The IP Polyethylene Acetabular Cup is a cemented acetabular cup made of UHMWPE. The direct stability of the cup in the cement coating permits rapid postoperative mobilization of the patient. This, in turn, means shorter recovery times and shorter hospitalization for the patient.1
LINK has decades of experience in the use of UHMWPE, and this was particularly valuable in the design of the cemented acetabular cups. The high quality of the polyethylene demonstrably minimizes abrasion suffered by the components, and thereby reduces the risk of osteolysis. Consequently, the incidence of component loosening is very low. 2, 3, 6, 7
In addition to the material properties, the external shape of the acetabular cups helps to prevent loosening. Radial notches in the surface create a high degree of cement contact and allow air to escape when the implant is pressed into the cement bed.4 Furthermore, spacers on the rear surface of the acetabular cup permit a uniform cement coating. This surface design increases the stability of the cup in the acetabulum, thereby largely eliminating the risk of loosening.8
Another feature of the cemented polyethylene acetabular cups is the high cup rim, which projects beyond the spherical shape. This gives the patient a wider range of mobility because the neck of the prosthesis strikes the cup rim later5. In combination with the Lubinus SP II Stem, this system offers an outstanding, anatomically adapted cemented hip implant.

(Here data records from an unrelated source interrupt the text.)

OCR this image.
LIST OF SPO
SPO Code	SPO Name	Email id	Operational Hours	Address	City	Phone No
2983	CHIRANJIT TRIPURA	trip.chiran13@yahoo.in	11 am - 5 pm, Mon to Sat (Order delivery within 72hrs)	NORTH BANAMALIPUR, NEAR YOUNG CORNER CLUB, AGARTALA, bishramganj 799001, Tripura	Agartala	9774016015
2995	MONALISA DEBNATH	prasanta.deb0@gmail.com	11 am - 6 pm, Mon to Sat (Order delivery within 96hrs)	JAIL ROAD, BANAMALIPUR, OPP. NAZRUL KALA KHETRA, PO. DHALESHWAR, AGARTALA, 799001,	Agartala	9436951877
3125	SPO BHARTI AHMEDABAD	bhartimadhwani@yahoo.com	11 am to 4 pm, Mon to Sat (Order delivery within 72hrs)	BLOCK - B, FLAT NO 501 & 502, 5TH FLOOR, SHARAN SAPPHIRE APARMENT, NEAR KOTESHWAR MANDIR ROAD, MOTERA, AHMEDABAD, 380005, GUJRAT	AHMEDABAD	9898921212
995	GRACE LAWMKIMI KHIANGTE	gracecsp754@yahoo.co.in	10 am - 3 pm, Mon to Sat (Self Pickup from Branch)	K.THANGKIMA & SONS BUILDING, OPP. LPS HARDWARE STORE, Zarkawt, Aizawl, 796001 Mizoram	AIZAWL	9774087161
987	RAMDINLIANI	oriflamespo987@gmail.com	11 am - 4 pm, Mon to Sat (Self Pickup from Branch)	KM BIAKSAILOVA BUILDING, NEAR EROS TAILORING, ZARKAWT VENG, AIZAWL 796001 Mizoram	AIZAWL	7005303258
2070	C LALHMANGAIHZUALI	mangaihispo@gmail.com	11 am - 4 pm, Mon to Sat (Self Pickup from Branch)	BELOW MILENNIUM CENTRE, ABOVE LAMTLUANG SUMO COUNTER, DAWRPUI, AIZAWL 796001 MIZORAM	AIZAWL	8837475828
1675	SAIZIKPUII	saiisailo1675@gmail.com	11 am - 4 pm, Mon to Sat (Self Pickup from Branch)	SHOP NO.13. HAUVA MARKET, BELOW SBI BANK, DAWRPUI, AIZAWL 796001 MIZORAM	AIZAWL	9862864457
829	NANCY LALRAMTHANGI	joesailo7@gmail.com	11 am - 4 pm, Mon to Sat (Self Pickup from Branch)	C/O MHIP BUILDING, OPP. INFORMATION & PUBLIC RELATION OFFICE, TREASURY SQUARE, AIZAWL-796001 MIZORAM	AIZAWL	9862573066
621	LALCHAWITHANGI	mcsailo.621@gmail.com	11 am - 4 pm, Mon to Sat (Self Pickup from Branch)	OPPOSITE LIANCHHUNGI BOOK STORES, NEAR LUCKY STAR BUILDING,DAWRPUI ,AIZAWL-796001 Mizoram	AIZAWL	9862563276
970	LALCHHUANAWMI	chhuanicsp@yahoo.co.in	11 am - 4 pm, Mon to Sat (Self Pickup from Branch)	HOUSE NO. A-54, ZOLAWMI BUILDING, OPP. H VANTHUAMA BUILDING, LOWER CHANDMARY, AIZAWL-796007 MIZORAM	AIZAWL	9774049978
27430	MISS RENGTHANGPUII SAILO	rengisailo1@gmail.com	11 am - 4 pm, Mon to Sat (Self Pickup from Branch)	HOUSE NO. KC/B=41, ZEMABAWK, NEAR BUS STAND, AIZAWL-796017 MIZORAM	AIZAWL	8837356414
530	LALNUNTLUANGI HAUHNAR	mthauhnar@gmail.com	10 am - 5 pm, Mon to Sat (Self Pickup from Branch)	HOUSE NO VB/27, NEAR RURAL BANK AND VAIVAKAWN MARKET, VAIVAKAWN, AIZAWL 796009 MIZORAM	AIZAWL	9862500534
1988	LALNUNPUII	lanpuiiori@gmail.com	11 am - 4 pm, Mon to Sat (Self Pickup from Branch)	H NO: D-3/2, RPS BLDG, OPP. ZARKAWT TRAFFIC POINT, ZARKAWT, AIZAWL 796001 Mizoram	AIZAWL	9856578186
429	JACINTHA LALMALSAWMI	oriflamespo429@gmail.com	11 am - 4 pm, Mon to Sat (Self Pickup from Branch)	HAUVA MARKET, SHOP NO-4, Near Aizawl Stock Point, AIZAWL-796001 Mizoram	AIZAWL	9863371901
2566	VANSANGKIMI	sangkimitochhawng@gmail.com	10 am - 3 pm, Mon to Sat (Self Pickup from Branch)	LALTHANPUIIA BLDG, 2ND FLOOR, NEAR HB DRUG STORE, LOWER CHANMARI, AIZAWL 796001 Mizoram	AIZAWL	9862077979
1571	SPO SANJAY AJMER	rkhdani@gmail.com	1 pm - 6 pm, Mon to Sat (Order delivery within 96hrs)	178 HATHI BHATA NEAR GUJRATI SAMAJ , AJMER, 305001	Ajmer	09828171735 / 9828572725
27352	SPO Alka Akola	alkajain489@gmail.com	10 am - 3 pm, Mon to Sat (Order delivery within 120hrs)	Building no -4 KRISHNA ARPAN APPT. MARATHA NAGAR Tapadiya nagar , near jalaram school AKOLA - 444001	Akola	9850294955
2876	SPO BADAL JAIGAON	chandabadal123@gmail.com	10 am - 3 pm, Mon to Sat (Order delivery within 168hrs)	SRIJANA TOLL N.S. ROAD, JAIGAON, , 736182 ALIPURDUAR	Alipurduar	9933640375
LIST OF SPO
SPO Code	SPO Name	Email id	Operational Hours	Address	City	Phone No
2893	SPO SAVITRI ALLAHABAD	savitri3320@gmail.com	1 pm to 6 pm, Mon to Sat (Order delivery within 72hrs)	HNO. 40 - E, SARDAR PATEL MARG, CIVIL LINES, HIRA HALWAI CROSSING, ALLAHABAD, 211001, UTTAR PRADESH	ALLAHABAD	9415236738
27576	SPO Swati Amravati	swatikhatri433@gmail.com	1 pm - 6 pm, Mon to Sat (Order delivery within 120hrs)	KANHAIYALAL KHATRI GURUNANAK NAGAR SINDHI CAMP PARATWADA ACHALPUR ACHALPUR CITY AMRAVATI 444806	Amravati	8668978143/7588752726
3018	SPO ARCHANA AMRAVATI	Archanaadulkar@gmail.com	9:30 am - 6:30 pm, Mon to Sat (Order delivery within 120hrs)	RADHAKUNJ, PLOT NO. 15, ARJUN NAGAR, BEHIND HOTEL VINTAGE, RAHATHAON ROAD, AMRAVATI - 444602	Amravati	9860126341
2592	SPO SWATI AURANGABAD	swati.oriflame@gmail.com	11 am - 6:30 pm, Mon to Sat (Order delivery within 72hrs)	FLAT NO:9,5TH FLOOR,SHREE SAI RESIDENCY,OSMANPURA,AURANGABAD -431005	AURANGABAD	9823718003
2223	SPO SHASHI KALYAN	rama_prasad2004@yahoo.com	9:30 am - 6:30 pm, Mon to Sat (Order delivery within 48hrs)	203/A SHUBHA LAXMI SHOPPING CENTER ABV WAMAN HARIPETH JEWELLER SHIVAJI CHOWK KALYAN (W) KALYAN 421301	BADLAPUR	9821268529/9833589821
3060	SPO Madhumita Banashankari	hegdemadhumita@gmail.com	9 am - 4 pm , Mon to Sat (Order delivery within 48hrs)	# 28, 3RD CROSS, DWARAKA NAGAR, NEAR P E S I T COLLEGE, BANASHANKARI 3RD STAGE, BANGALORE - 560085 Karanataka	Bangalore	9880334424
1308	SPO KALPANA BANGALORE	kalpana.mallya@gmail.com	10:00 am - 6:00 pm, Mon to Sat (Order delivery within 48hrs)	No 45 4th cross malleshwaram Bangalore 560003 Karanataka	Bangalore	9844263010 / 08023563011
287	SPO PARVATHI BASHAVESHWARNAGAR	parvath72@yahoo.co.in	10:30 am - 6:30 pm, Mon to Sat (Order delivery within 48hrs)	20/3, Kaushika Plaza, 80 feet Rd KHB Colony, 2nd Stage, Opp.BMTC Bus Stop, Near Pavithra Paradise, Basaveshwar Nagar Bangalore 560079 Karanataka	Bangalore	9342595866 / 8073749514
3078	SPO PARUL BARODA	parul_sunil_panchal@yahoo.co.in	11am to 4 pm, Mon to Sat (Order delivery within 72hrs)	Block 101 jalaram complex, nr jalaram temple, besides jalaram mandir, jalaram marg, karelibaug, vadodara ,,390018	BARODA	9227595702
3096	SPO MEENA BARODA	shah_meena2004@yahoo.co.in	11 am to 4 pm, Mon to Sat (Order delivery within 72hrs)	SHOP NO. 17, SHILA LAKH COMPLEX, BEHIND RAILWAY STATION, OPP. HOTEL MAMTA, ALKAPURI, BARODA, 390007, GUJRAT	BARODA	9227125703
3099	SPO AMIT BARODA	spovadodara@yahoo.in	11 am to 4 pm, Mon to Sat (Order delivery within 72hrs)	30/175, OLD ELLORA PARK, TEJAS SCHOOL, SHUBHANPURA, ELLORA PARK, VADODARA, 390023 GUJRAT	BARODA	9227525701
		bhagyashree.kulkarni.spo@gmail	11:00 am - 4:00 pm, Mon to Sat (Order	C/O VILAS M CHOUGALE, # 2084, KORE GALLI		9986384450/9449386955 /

The MP Reconstruction System gives the surgeon the intraoperative flexibility and certainty1 that is essential for a successful revision procedure with pronounced bone loss. The system’s unique design has produced outstanding outcomes for decades.2, 3, 4
With just three instrument trays, the MP System enables a simple and fast surgery and a smooth process in five steps. The modular system gives the surgeon a high degree of flexibility in terms of adapting leg length, offset, and anteversion, independently of the distal cementless anchoring of the stem. This permits a quick and uncomplicated intraoperative response to the individual anatomy and defect.5
The stems in all six lengths have a 3° angulation, which facilitates following the anatomical curvature of the femur. The 2° tapered stem with peripheral longitudinal ribs gives outstanding stability in the femur, even with large proximal defects.2
The PowerLock toothed connection allows the stem length to be adjusted intraoperatively by means of spacers in 10 mm increments up to 30 mm for revision arthroplasties. The absence of a taper connection means that the stem length and also the anteversion and offset can be adjusted retrospectively without endangering the distal fixation of the stem.